Porcupine 4 years, 8 months ago
"America is prospering again?" Listen closely to Sanders. He doesn't lie. The stats he provides are what the real America looks like. The 1% is prospering. The vast majority are struggling, just like here. sweptaway, turn off your TV and do some honest reading. TV is meant for one reason, and one reason alone. To sell things. The airwaves are owned by billionaires. Are you one? The death of both The Bahamas and the US will be because the people have become willfully ignorant and continue to elect rich jackasses who claim to be "Christian" who really couldn't give a damn about anything other than themselves, their donors and their re-election. America is not prospering, unless you mean the stock market. Know how many ordinary Americans own stocks? Probably not, cause you won't see these stats on TV. Please, do some reading and get a grip on reality.
proudloudandfnm 4 years, 8 months ago
Swept, bro, step away from the meth....
BONEFISH 4 years, 8 months ago
Bernie Sanders can not win the democratic party nomination.An analyst on CNN basically said so.The fire wall created by the centrist bloc in the democratic party in the 1980's held on super Tuesday.He has not much support among key factions in the party like African Americans,white southerners and blue collar workers.
Porcupine 4 years, 8 months ago
Bonefish, All this tells us is that people need to be educated.

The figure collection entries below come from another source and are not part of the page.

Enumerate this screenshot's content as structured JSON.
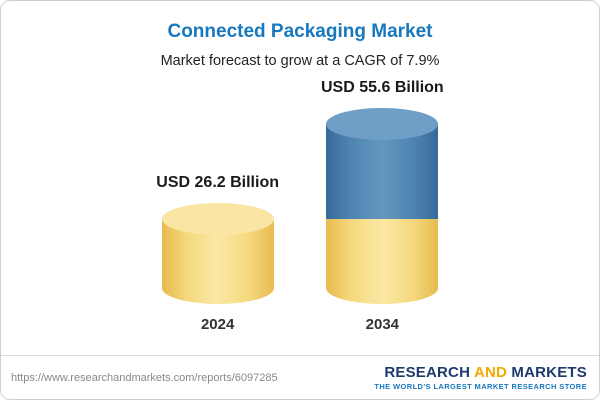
{
  "title": "Connected Packaging Market",
  "subtitle": "Market forecast to grow at a CAGR of 7.9%",
  "chart_data": {
    "type": "bar",
    "bar_style": "cylinder-stacked",
    "categories": [
      "2024",
      "2034"
    ],
    "values": [
      26.2,
      55.6
    ],
    "value_labels": [
      "USD 26.2 Billion",
      "USD 55.6 Billion"
    ],
    "unit": "USD Billion",
    "cagr": "7.9%",
    "title": "Connected Packaging Market",
    "subtitle": "Market forecast to grow at a CAGR of 7.9%",
    "ylim": [
      0,
      60
    ],
    "grid": "off",
    "legend": "none",
    "notes": "2034 cylinder is stacked: yellow base equals 2024 value, blue top segment is growth from 26.2 to 55.6",
    "colors": {
      "base_segment": "#F3D87E",
      "growth_segment": "#4E84B1",
      "title_accent": "#1878BE"
    }
  },
  "footer": {
    "url": "https://www.researchandmarkets.com/reports/6097285",
    "logo": {
      "research": "RESEARCH",
      "and": "AND",
      "markets": "MARKETS",
      "tagline": "THE WORLD'S LARGEST MARKET RESEARCH STORE",
      "navy": "#1E3A6D",
      "gold": "#F2A900"
    }
  }
}
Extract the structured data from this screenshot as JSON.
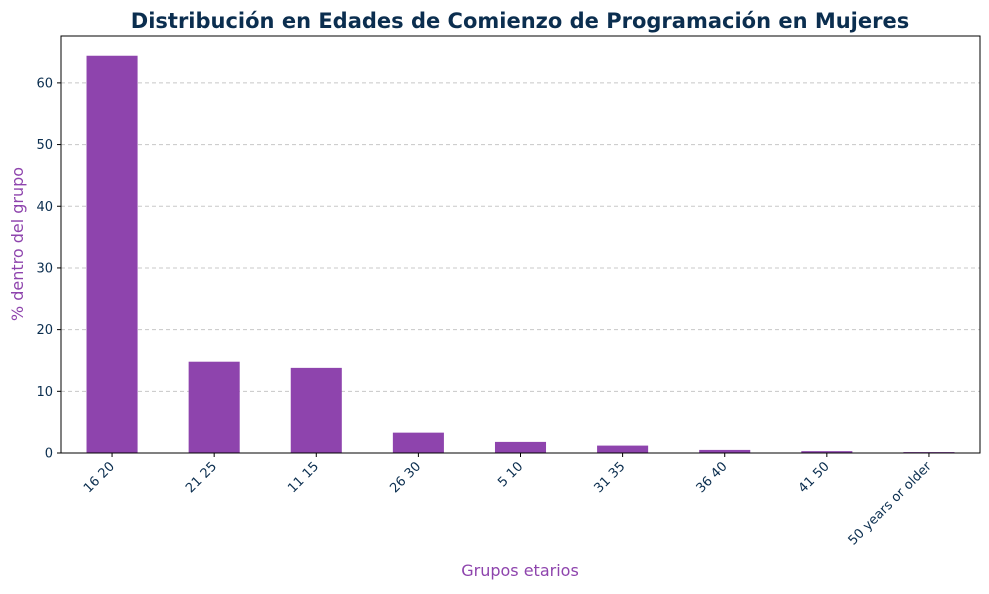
{
  "chart_data": {
    "type": "bar",
    "title": "Distribución en Edades de Comienzo de Programación en Mujeres",
    "xlabel": "Grupos etarios",
    "ylabel": "% dentro del grupo",
    "categories": [
      "16 20",
      "21 25",
      "11 15",
      "26 30",
      "5 10",
      "31 35",
      "36 40",
      "41 50",
      "50 years or older"
    ],
    "values": [
      64.4,
      14.8,
      13.8,
      3.3,
      1.8,
      1.2,
      0.5,
      0.3,
      0.15
    ],
    "ylim": [
      0,
      67.6
    ],
    "yticks": [
      0,
      10,
      20,
      30,
      40,
      50,
      60
    ],
    "grid": "y-dashed",
    "legend": "none",
    "colors": {
      "bar": "#8e44ad",
      "title": "#0b2e4f",
      "axis_label": "#8e44ad",
      "tick_label": "#0b2e4f"
    }
  }
}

Just what the rich don't want, for if people were educated they would understand that Sanders is the only one who has all of the groups you mentioned in his policy interests. Please understand, the US is only working for the fewer. Once people wake up they would understand that the rest of these guys, proven by their records, work for the bankers and the richest. They do not represent the vast majority of people. It does boil down to education. Just what the US and The Bahamas is lacking. Wonder why?
proudloudandfnm 4 years, 8 months ago
Anyone but trump!!!! That is the only mission....
longgone 4 years, 8 months ago
The Donald has no worries--He will cruise in November----Take that to the bank!
longgone 4 years, 8 months ago
The Donald has no worries---He will cruise in November---Take that to the bank!